3. Comment donc, après avoir reçu de tels avertissements et de telles promesses, cherchons-nous encore sur la terre ces jours heureux que nous ne saurions y trouver ? Car, je le sais, vous les cherchez, soit quand vous êtes malades, soit quand vous êtes sous le poids des afflictions qui sont si multipliées en ce monde. Quand l’âge est sur son déclin, ne voit-on pas le vieillard privé de toute jouissance et rempli de chagrins ? Il est vrai, pourtant au milieu des souffrances qui accablent l’humanité, les hommes ne demandent que des jours heureux ; ils cherchent constamment, sans pouvoir y parvenir, à allonger leur vie. Qu’est-ce en effet que la vie la plus longue, comparée à l’étendue des siècles ? N’est-elle pas aussi petite qu’une goutte d’eau dans l’Océan ? Ah ! qu’est-ce donc que la vie, que la vie, vie même que l’on dit longue ? On l’appelle longue, quoiqu’en face des siècles elle soit si courte, et, comme je l’ai déjà observé, elle est remplie de gémissements jusqu’à la suprême vieillesse. Dans son ensemble même, elle est donc très-peu de chose. Avec quelle ardeur, néanmoins, ne la recherche-t-on pas ? A quelle activité, à quel labeur, à quels soins, à quelle vigilance, à quels travaux ne se dévoue-t-on pas pour vivre ici longtemps et parvenir.à la vieillesse ? Et pourtant qu’est-ce qu’une vie longue, sinon une longue course vers la mort ? Tu étais hier et tu veux être demain ; mais lorsque ce demain sera passé, un jour de moins encore. Quoi ! tu appelles le lever de l’aurore pour approcher du terme où tu ne veux pas aboutir ? Tu donnes une fête à tes amis, tu les entends alors te souhaiter une longue vie et tu souhaites l’accomplissement de leurs vœux. Ainsi tu veux que les années succèdent aux années, et tu ne veux pas que la dernière arrive ? Voilà des désirs contradictoires, c’est vouloir marcher sans vouloir arriver.

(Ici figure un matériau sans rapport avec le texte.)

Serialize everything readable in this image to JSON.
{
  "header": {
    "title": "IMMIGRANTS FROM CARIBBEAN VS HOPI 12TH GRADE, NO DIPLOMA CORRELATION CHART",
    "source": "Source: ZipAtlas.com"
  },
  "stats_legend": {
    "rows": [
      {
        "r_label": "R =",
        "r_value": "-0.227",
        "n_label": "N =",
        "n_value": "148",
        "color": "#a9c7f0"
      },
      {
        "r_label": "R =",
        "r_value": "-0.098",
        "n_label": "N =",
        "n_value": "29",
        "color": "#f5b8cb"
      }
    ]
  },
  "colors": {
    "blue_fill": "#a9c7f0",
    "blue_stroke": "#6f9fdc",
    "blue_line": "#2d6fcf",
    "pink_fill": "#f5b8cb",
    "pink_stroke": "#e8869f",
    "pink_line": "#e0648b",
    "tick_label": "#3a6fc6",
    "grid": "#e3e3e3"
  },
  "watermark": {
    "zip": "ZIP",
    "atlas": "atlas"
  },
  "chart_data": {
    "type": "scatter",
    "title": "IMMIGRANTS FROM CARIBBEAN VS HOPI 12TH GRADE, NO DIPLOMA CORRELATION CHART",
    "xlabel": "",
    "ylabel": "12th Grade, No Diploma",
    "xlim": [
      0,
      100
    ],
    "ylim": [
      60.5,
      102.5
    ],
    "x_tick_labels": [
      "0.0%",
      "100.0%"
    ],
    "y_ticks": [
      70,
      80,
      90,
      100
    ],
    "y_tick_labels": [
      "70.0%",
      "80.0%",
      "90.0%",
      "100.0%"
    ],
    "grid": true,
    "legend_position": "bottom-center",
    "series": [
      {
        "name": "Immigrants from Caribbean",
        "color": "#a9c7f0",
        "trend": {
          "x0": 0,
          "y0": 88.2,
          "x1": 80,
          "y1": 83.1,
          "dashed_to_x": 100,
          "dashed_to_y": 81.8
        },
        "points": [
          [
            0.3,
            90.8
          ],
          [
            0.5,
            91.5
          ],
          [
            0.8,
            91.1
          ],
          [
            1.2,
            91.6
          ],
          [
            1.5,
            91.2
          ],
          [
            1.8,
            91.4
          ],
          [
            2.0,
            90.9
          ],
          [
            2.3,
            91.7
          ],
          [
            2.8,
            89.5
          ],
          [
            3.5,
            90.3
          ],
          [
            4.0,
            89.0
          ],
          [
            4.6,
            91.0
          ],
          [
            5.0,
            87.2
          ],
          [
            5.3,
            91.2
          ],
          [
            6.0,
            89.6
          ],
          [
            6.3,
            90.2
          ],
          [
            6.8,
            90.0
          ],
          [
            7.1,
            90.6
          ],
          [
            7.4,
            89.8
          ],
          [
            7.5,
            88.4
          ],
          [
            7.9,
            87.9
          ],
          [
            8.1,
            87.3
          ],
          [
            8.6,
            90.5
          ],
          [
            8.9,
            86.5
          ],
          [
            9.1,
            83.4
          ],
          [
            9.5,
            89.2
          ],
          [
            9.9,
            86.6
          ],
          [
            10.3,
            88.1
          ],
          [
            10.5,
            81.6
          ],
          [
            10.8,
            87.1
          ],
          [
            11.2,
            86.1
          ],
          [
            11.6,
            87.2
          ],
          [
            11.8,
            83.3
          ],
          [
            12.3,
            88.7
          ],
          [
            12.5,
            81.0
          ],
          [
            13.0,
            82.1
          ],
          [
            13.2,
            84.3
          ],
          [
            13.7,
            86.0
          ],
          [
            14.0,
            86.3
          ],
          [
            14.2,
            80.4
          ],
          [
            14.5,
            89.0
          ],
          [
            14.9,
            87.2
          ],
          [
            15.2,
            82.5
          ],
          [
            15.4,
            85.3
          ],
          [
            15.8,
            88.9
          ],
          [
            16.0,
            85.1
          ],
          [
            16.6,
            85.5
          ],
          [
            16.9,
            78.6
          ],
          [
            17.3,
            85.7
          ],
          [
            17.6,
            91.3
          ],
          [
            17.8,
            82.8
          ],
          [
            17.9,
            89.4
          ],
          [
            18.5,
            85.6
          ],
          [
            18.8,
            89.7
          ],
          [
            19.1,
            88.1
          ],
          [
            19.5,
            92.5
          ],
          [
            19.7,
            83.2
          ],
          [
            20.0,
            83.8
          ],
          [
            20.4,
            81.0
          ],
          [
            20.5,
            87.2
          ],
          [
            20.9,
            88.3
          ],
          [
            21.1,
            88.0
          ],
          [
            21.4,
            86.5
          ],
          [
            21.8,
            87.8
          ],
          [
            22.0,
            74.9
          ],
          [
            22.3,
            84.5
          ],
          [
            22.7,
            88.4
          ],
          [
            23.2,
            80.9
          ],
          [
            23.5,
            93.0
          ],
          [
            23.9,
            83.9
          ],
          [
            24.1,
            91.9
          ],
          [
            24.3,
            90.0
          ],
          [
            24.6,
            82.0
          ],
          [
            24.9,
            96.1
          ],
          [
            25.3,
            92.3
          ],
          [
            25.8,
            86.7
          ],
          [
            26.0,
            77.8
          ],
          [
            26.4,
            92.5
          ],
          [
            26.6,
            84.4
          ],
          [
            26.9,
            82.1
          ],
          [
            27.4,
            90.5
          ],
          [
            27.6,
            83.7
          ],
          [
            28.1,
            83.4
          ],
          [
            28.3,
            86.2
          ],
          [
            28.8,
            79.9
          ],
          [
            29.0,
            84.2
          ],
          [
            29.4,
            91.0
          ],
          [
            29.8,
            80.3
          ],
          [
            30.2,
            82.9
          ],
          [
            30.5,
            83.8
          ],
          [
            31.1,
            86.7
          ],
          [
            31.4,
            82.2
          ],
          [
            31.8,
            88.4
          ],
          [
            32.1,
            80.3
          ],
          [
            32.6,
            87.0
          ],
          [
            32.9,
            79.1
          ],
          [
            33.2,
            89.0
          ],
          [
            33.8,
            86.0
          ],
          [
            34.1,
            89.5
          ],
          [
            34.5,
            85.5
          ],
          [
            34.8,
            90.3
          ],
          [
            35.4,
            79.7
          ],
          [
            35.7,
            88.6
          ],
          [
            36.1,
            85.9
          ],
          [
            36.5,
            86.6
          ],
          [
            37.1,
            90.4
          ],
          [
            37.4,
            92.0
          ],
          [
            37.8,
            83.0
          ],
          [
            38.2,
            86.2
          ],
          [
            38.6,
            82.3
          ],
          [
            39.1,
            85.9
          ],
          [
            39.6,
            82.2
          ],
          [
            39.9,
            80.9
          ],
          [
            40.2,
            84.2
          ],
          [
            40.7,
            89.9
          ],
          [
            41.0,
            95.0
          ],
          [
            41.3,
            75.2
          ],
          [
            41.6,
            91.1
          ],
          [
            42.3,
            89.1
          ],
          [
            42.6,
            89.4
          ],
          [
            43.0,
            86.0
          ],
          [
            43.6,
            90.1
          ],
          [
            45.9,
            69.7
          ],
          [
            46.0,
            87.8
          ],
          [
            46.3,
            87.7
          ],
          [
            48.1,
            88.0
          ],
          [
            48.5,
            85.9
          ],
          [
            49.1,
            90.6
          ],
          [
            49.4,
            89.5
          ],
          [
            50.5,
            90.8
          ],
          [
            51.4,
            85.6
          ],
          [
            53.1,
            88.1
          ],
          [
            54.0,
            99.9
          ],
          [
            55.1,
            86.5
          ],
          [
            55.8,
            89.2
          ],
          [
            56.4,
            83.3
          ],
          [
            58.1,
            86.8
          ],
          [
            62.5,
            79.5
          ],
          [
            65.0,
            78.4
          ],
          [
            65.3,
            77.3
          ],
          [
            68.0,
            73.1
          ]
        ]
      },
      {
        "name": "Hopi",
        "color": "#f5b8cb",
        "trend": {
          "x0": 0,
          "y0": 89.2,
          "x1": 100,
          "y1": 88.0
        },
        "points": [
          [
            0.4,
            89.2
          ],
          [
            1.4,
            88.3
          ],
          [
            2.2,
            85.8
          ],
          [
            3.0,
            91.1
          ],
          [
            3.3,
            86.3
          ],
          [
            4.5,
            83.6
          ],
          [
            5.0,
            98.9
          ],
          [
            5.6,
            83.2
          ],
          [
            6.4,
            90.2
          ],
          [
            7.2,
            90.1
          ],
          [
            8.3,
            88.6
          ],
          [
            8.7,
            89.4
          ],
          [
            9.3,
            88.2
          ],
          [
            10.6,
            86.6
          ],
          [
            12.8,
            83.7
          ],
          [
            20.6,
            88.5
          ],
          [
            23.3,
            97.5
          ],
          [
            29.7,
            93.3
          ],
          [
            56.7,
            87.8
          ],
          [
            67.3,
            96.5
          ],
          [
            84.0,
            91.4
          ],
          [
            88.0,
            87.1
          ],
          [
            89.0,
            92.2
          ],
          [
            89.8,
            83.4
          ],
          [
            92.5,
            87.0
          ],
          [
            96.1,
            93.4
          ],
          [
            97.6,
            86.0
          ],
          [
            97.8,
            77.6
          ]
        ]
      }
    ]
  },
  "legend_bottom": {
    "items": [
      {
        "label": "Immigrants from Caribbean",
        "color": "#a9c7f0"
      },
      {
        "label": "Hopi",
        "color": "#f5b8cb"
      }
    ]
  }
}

4. Mais, comme je l’ai dit encore, si l’on est si empressé de se consacrer chaque jour à de rudes et continuels travaux pour mourir un peu plus tard, avec quelle sollicitude ne devrait-on pas travailler à ne mourir jamais ? Personne toutefois n’y veut songer. On cherche ici, sans relâche, des jours heureux qu’on n’y trouve pas ; et l’on ne veut pas vivre de façon à parvenir au lieu où on les trouve ! L’Écriture a donc raison de s’écrier : « Quel « est l’homme qui veut vivre et qui aime à avoir des jours heureux ? » Elle sait en adressant cette question, ce qui y sera répondu ; elle sait que tous les hommes cherchent à vivre et à vivre heureux. Elle leur demande donc ce qu’ils désirent, elle entend en quelque sorte tous les cœurs lui répondre : C’est moi ; et c’est dans ce dessein qu’elle s’écrie : « Quel est l’homme qui veut vivre et qui aime à avoir des jours heureux ? » C’est ainsi que dans ce moment même où je vous parle, où vous m’entendez répéter : « Quel est l’homme qui veut vivre et qui aime à voir des jours heureux ? » vous me répondez tous dans votre cœur : C’est moi. Moi qui vous parle, j’aime aussi la vie et des jours heureux ; ce que vous cherchez, je le cherche comme vous.